How our awareness of death determines the course of our lives

What a week. A terrorist attack in Boston and a massive explosion in West, Texas have left us with enough carnage and confusion to last us a year. That’s not even counting the large-scale tragedies that occurred worldwide: bombings in Iraq, a deadly earthquake in China, massacres in Syria — the list goes on. If nothing else, these chaotic and deadly displays serve as a reminder that our time on Earth is limited. It’s a fact most of us would prefer not to think about as college students, but our mortality defines our existence.

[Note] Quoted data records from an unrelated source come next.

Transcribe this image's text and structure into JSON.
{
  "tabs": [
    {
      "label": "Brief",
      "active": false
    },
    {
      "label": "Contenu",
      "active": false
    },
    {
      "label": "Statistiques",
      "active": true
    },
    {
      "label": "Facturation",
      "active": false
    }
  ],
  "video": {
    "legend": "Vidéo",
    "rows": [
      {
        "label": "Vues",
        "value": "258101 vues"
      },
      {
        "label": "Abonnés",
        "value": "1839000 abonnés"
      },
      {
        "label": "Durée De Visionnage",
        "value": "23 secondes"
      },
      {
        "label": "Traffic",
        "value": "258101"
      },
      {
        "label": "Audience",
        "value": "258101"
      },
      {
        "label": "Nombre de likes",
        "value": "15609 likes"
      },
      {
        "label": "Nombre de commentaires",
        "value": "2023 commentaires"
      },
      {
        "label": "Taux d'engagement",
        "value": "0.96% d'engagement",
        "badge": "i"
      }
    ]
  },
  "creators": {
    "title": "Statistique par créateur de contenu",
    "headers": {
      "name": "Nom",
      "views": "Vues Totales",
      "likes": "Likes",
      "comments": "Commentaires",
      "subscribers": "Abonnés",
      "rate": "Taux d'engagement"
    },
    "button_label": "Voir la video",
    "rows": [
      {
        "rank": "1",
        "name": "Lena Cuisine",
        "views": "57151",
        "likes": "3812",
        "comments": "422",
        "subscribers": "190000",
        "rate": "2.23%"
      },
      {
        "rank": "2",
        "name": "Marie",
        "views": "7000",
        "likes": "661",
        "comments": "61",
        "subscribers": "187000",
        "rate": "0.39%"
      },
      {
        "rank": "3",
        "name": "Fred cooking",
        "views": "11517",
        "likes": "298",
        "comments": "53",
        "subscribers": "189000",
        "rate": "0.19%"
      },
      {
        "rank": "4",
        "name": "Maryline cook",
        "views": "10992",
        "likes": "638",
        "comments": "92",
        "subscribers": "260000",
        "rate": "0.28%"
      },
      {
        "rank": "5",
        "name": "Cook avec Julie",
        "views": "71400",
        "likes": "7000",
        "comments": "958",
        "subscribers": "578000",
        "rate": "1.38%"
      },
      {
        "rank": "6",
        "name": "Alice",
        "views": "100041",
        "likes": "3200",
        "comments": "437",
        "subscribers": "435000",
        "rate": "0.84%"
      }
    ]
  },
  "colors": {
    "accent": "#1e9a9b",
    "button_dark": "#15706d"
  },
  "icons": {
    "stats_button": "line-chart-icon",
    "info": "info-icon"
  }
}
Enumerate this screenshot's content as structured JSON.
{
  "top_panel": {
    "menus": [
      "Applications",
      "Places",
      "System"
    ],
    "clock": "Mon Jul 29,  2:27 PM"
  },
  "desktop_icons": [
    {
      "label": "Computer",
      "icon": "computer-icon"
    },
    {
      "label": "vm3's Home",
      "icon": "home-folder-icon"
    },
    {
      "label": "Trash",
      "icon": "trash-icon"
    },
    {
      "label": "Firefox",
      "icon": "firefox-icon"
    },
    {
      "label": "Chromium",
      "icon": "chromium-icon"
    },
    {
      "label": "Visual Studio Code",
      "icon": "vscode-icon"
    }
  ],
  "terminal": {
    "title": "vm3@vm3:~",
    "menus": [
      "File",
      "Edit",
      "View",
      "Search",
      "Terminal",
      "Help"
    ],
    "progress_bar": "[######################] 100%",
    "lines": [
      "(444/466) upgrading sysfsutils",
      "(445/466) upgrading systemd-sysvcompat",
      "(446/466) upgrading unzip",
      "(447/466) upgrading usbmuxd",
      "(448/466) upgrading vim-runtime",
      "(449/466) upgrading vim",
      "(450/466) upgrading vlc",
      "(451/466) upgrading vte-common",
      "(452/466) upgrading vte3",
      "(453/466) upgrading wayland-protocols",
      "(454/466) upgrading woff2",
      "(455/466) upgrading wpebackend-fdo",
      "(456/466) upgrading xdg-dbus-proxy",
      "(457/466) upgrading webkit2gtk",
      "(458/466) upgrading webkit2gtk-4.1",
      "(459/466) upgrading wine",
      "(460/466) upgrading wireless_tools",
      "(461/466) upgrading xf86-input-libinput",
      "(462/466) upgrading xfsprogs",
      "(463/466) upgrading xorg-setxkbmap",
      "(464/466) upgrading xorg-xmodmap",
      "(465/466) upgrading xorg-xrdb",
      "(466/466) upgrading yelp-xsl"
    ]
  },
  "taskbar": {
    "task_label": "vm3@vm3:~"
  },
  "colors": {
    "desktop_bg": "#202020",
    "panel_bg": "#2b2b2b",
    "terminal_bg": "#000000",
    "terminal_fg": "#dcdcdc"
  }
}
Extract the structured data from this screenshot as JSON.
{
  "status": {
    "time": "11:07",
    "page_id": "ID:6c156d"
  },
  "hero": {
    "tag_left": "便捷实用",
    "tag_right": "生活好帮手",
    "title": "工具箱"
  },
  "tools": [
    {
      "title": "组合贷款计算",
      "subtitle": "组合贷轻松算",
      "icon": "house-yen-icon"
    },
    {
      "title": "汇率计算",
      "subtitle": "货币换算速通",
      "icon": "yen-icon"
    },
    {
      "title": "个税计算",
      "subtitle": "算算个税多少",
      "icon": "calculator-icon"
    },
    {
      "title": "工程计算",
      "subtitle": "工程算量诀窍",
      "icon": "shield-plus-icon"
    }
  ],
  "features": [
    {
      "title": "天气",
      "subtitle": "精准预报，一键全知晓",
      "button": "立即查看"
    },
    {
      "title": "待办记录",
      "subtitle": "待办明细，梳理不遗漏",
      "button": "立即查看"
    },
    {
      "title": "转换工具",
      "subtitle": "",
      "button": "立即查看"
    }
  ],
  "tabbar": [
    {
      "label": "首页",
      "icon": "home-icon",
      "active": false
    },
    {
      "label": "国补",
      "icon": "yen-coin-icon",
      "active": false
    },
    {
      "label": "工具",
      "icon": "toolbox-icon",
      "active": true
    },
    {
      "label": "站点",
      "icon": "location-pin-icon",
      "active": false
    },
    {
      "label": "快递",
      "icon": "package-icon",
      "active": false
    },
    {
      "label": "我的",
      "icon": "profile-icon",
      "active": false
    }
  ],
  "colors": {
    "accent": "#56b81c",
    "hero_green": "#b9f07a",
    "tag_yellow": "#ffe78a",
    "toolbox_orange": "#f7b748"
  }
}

It’s ambitious taking on a subject like death when so many more intelligent people already had their say about it. But what it lacks in originality, it makes up for in relevance; death will never stop being relevant. It’s what connects every human being who has ever lived. We may not have all felt the specter of death bearing down on us to the same extent — I don’t live with the same dangers as a Meso-American hunter-gatherer in 9,000 B.C. — but our proximity to death has a profound effect on our lives. How we live, where we live, who we live with, even why we live, has always depended on when we expected to die. If we could see the future and determine the exact time we would die, we would likely live our lives differently or at least with the precise, impending nature of our fate in mind.

For many of us, including myself, modern medicine and our relative safety have dulled our sense of urgency, the awareness that we could die at any moment. Residents of unstable or war-torn nations don’t have this problem — if you could call it one. When death is pervasive and comes to people of all ages equally, people know full well how fleeting life is. I doubt that knowledge makes living any easier; if anything, it probably makes living harder, especially for parents, who bring life into the world knowing full well that it may be stripped from them in an instant. But that’s the risk we all assume, isn’t it? We’re given no choice at birth. We’re simply born.

Death means so many things to so many people, yet I’m not sure what it means to me. Last month, I flew home to be with my parents as we buried my grandfather, who passed away at the age of 95. I don’t know what his death meant to him; I never asked. But the countless photos he left behind that we presented at the funeral parlor represented the culmination of a long life, hopefully happy and satisfying, that profoundly affected many people. Not everyone gets that chance. I hope I do.